How does Snapsync work?

I am trying to run a RSKJ node for the first time, and naturally I am more interested in a faster sync than validating historical blocks, because I believe sidechains should be checkpointed by their bridge operations, as any reorg earlier than a successful pegout breaks the peg and can be considered double spending.

But I can’t find any detailed documentation about the algorithm behind snapsync, so I can’t judge how far is it from what I would hope to see:

  1. Find the latest successful pegout transaction on Bitcoin
  2. Find a checkpoint block associated with it
  3. Sync the state at that checkpoint
  4. Start sync headers since that block to calculate the accumulated proof of Work (hopefully with improvements to the similar effect of FlyClient).
  5. Once the fork choice is decided, download the blocks since the checkpoint to update the state locally.

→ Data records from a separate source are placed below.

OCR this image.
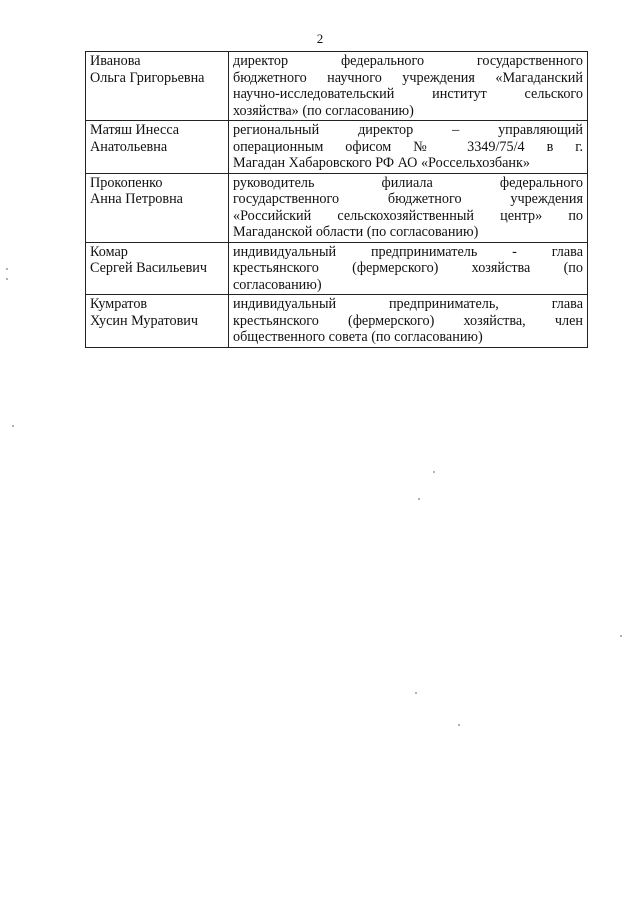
2
Иванова
Ольга Григорьевна	директор федерального государственного
бюджетного научного учреждения «Магаданский
научно-исследовательский институт сельского
хозяйства» (по согласованию)

Матяш Инесса
Анатольевна	региональный директор – управляющий
операционным офисом № 3349/75/4 в г.
Магадан Хабаровского РФ АО «Россельхозбанк»

Прокопенко
Анна Петровна	руководитель филиала федерального
государственного бюджетного учреждения
«Российский сельскохозяйственный центр» по
Магаданской области (по согласованию)

Комар
Сергей Васильевич	индивидуальный предприниматель - глава
крестьянского (фермерского) хозяйства (по
согласованию)

Кумратов
Хусин Муратович	индивидуальный предприниматель, глава
крестьянского (фермерского) хозяйства, член
общественного совета (по согласованию)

I am sure this not what snapsync does, but I would love to read any documentation for how does it actually work.

1 Like

Hey Nuh! I’ve pinged some of the core contributors about this so they can help out.

1 Like

After some practice GitHub - Nuhvi/rsk: WIP Rust implementation of rskj for educational purposes... for now. · GitHub I know realized that unless the bridge commits to a previous block in the Pegout transaction, I can’t use the Bitcoin transaction as checkpointing device, that is because anyone can create a Rootstock block that mentions the pegout transaction, what I need is the opposite.

I don’t know why is the bridge not doing that? Is there a fundamental problem with that? or is it just that it requires a fork? if so, I would love to see that happening as soon as possible, and would be great if you welcome RSKIPs to that end.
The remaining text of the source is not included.